Eldila (singular: Eldil)
Inúmeros seres angélicos menores – “espíritos ministradores” que habitam o “Céu Profundo”. Descritos como seres de luz e movimento puro, sua percepção da realidade transcende drasticamente a nossa.
Hnau
O termo universal para criaturas racionais e sencientes, incluindo humanos, as diversas espécies marcianas (hrossa, séroni e pfifltriggi de Malacandra) e os habitantes de Perelandra.
A terra é uma exceção trágica na dança cósmica
Na cosmologia de Lewis, a Terra ocupava uma posição única e melancólica. Enquanto outros mundos mantinham sua harmonia com o divino, Thulcandra era a exceção trágica – seu Oyarsa havia se rebelado (o conhecido na obra como “O Torto”), mergulhando o planeta em escuridão espiritual e isolando-o do restante do cosmos.
Mundos como Malacandra (Marte) e Perelandra (Vênus) eram apresentados como não caídos ou passando por suas próprias provações divinamente orquestradas, sempre sob a proteção de seus Oyeresu leais a Maleldil.
O clímax teológico da trilogia ocorre em “Perelandra”, quando os Oyeresu de Marte e Vênus, junto com o protagonista humano Ransom, celebram a “Grande Dança” – a harmonia ordenada e jubilosa de toda a criação em louvor a Maleldil.
Neste momento transcendente, a Encarnação de Cristo na Terra assume um significado cósmico central:
“Tudo o que não é em si a Grande Dança foi feito para Ele poder descer e entrar. No Mundo Caído, Ele preparou para Si Mesmo um corpo e se uniu ao Pó, conferindo-lhe glória para sempre.
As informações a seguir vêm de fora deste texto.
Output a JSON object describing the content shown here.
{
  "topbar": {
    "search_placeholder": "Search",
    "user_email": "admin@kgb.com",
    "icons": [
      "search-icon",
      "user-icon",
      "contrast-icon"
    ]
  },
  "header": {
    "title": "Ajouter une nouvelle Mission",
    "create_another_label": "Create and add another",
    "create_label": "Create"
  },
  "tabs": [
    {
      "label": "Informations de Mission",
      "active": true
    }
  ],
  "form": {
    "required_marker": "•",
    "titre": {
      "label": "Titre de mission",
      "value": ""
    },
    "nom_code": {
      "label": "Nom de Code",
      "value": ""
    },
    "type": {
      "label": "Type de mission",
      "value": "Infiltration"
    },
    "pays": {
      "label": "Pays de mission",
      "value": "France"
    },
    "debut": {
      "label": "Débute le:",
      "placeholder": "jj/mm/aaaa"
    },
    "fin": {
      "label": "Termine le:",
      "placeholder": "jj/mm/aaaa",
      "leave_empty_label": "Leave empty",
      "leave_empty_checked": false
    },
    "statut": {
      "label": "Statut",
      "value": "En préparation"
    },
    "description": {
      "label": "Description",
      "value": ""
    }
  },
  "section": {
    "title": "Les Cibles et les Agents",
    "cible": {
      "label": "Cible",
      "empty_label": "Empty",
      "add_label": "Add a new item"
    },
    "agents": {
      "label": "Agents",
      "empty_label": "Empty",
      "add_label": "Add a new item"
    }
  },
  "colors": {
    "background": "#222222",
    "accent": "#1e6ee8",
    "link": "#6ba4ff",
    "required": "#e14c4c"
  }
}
Esse é o objetivo e causa final de tudo ser criado; e o pecado pelo qual ele ocorreu é chamado de Afortunado, e o mundo onde isso se deu é o centro dos mundos. Louvado seja Ele!”
Aqui, Lewis abraça o conceito da “Queda Afortunada” (Felix Culpa) desenvolvida por Agostinho de Hipona – a ideia de que a queda da humanidade, embora trágica, possibilitou um ato ainda maior de amor divino através da Encarnação. A Terra não é diminuída por sua condição caída; ao contrário, torna-se o palco de um ato divino de condescendência sem precedentes, cujos ecos ressoam por todo o universo.
Um legado de fé
A incursão de C.S. Lewis na questão da vida extraterrestre representa muito mais que especulação teológica – é um testemunho de uma fé robusta combinada com imaginação prodigiosa. Lewis não fugiu dos dilemas de sua época; ao contrário, os abraçou como oportunidades para construir uma visão de universo onde a soberania e o amor de Deus se estendem infinitamente além dos confins terrestres.
Suas especulações, como ele próprio reconhecia, não eram dogmas inflexíveis, mas ferramentas para nos ajudar a “contemplar a majestade do nosso Deus” em uma escala verdadeiramente cósmica.
Lewis nos lembra que a fé cristã, longe de ser provinciana ou limitada, possui implicações que ressoam através de todas as galáxias, a fé possui consequências cósmicas. Em uma era em que a ciência continua expandindo nossos horizontes sobre a possibilidade de vida no universo, a visão teológica cósmica de Lewis permanece surpreendentemente relevante e inspiradora.
A mensagem final é clara: um Deus capaz de criar um universo de bilhões de galáxias certamente possui amor e sabedoria suficientes para cuidar de toda vida inteligente que possa existir nele. A descoberta de vida extraterrestre não diminuiria nossa fé – poderia apenas revelar quão magnificamente grande é o projeto de Deus para o universo e para cada uma de suas criaturas.